Decidí irme, pero mi cerebro reptiliano hizo una última llamada y allí estaba Paula. Entonces no sabía que ese era su nombre y que ese no era su nombre. Me acerqué y la invité a beber conmigo. Hablamos un poco, pero sobre todo hacíamos silencios larguísimos. Donde yo la miraba con curiosidad, primero su ropa: llevaba un vestido bastante largo para su profesión, unas botas y un abrigo excesivo para la temperatura del local,  toda ella no encajaba en ese horripilante lugar.
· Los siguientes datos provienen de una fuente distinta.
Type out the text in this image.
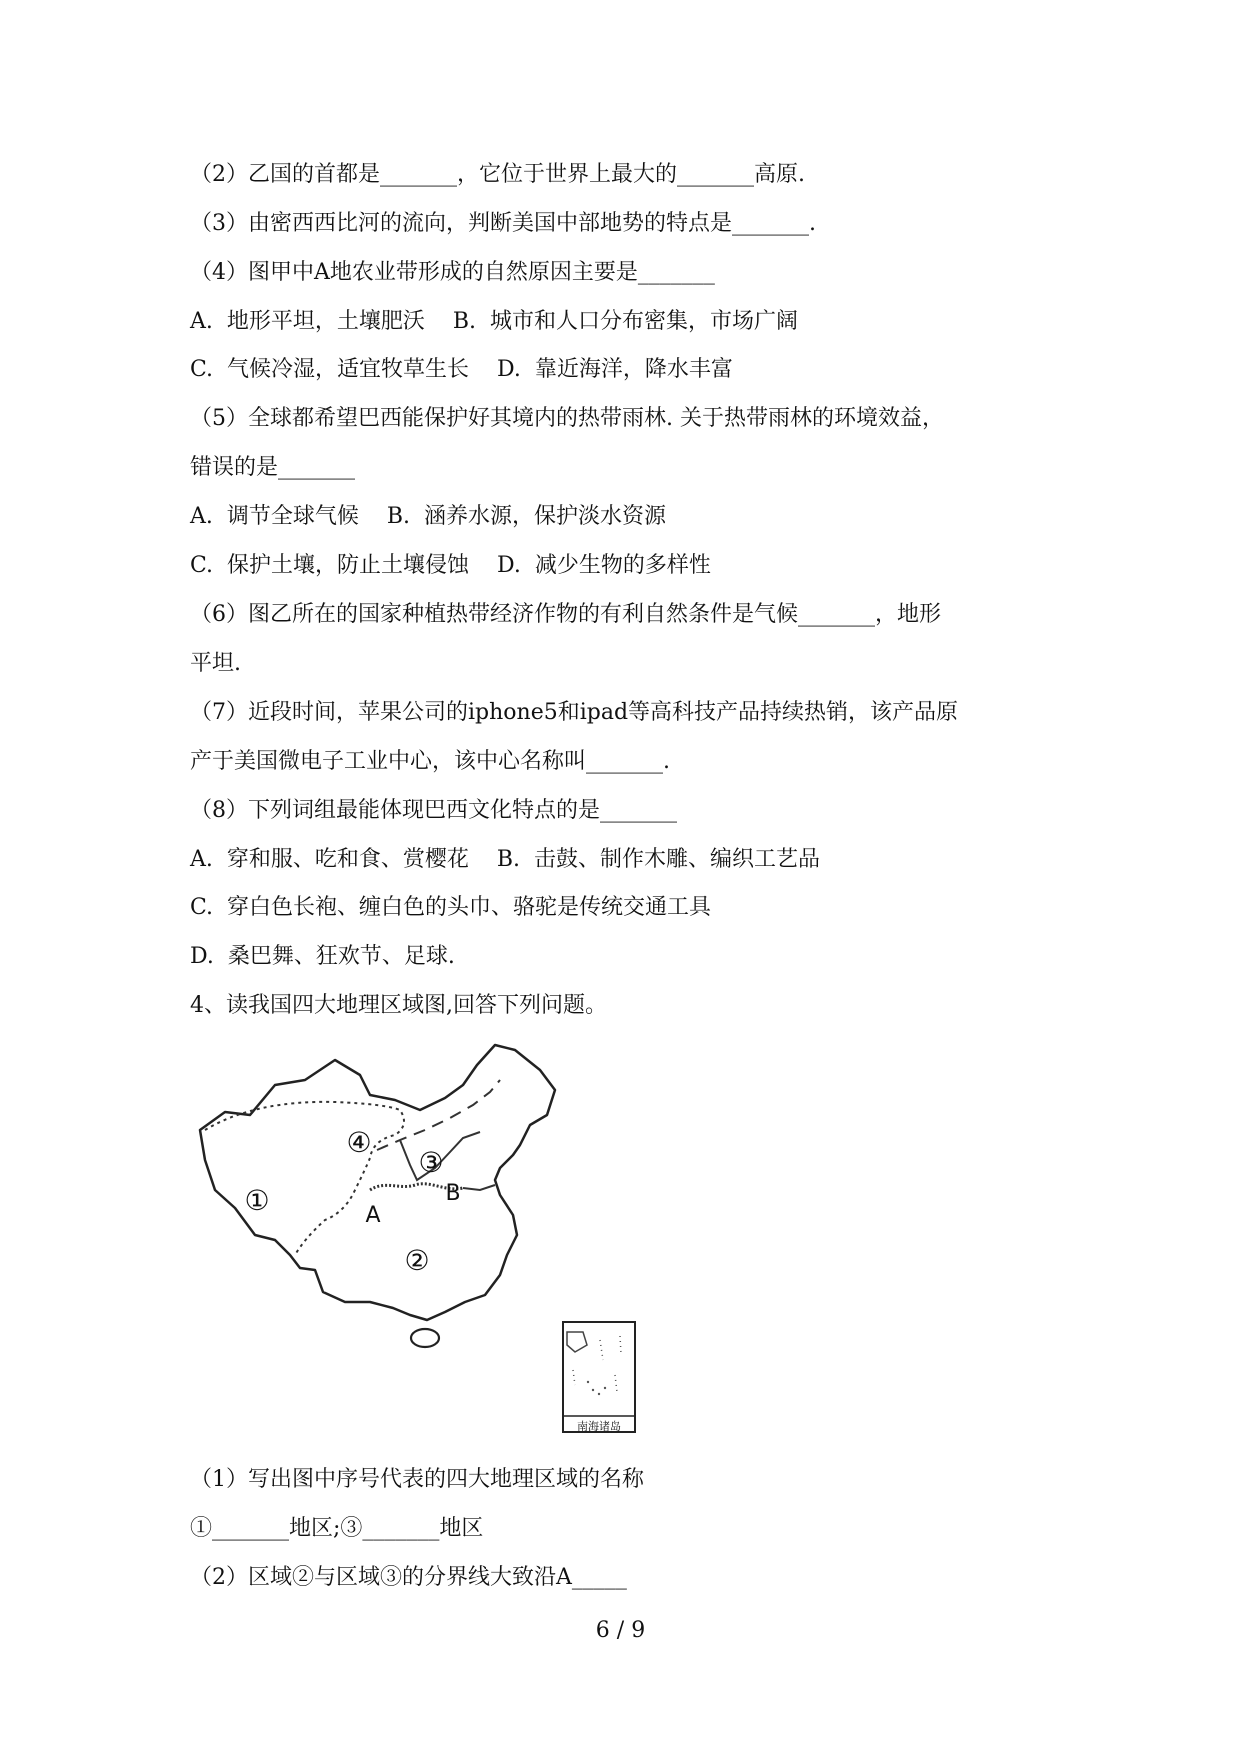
（2）乙国的首都是_______，它位于世界上最大的_______高原.
（3）由密西西比河的流向，判断美国中部地势的特点是_______.
（4）图甲中A地农业带形成的自然原因主要是_______
A.  地形平坦，土壤肥沃    B.  城市和人口分布密集，市场广阔
C.  气候冷湿，适宜牧草生长    D.  靠近海洋，降水丰富
（5）全球都希望巴西能保护好其境内的热带雨林. 关于热带雨林的环境效益，
错误的是_______
A.  调节全球气候    B.  涵养水源，保护淡水资源
C.  保护土壤，防止土壤侵蚀    D.  减少生物的多样性
（6）图乙所在的国家种植热带经济作物的有利自然条件是气候_______，地形
平坦.
（7）近段时间，苹果公司的iphone5和ipad等高科技产品持续热销，该产品原
产于美国微电子工业中心，该中心名称叫_______.
（8）下列词组最能体现巴西文化特点的是_______
A.  穿和服、吃和食、赏樱花    B.  击鼓、制作木雕、编织工艺品
C.  穿白色长袍、缠白色的头巾、骆驼是传统交通工具
D.  桑巴舞、狂欢节、足球.
4、读我国四大地理区域图,回答下列问题。
①
②
③
④
A
B
南海诸岛
（1）写出图中序号代表的四大地理区域的名称
①_______地区;③_______地区
（2）区域②与区域③的分界线大致沿A_____
6 / 9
Era menuda y frágil, su piel muy blanca y brillante no despertaba la acritud que solían provocarme las putas. Normalmente las odiaba, odiaba esos lugares, pero también los adoraba. Repulsión, atracción y pulsión, eran mis síntomas ante casi todas las cosas que me hacían sentir vivo. Por eso las llevaba a un hotel y luego de follarlas, pegarles y torturarlas las estrangulaba poco a poco mirando como sus ojos se opacaban y se convertían en ojos de pescado. Ya lo había hecho antes, una veintena de veces y no quería, no quería hacer lo mismo con Paula… Ella me gustaba, fue bonito, estuvimos codo a codo en la barra durante más de una hora. En mi vida no había lugar para momentos tan humanos. Hasta que me dijo de ir a un hotel. Me asuste y me enfadé. Pensé que ella era distinta, todo suponía que era diferente, pero sólo al principio no lo fue. Porque cuando la estaba estrangulando, cuando tenía su frágil cuello entre mis manos y veía como se azulaba su suave cara, me vi, me vi en sus ojos aterrados. Y la solté. Cuando se recompuso salió pitando y yo me quedé allí atónito, todavía con esos ojos, que me recordaron a los de mi madre.

Llegó la policía y me dejé llevar, por la comisaría, por los juzgados y por todos estos años encerrado. Ahora tengo cincuenta años,  ya no tengo tanto pelo, y el poco que me queda me lo ato en una coleta. Ahora ya no sueño con una jubilación anticipada, ni con el éxito, ni siquiera con transgredir la moralidad asesinando a putas.

Ahora hago lo que siempre y verdaderamente quise hacer: Pintar. Y empapelo mi celda con mis dibujos, bocetos y pinturas y no me importa nada más que el presente.